To combat the negative market trends, Root is working to expand its channel partnerships in hopes of boosting new customer acquisition without the need to compete on advertising price with larger rivals. Its Carvana deal is a good example of this work.

Elsewhere in the positive column, Root’s most recent pricing model (UBI 4.0) is rolling out to more markets and, per the company’s CEO, it has another iteration cooking. Timm has always been bullish on the potential for technology to improve insurance underwriting, and his company is still finding places to improve its math.

Root also has a lot of cash, as we noted above. An industry shift away from using credit scores to price car insurance could also help Root in the long term. So, while Wall Street is hammering the firm to something close to an enterprise value breakeven point, the company’s larger model hasn’t changed too much. It’s still a tech-powered insurance play, just one currently dealing with a market that is more challenging than it was. That used to be more valuable!

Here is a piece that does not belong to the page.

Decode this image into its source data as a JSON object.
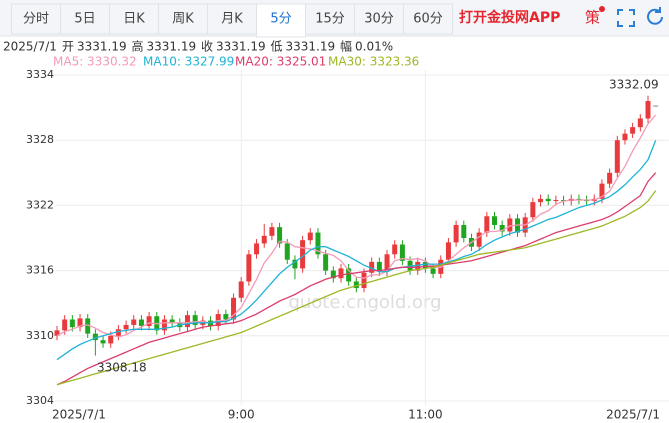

Wall Street appears to have shifted its thinking about Root and other companies in its cohort, a point underscored by this week’s valuation declines.

Someone is right and someone is wrong. Either the neoinsurance companies’ long-term models will come to fruition thanks to large cash balances providing runway to prove their point, or Wall Street is correct — neoinsurance companies were always overvalued.

Who’s right? I don’t know. But I can say that at least from recent conversations, the CEOs in the former startup group are convinced. And I can say Wall Street is also pretty confident, given the way that public investors are cutting prices of neoinsurance companies.

For startups like Marshmallow, Next Insurance, Zego and others, the situation is hard. Their public comps are taking hits before they are capitalized like a public company. That could make further fundraising difficult, which may lead to more conservative spending and slower growth. But if they grow more slowly, will the venture class find them interesting? We’ll have to see whether Wall Street or neoinsurance founders prove to be right about the future of the sector.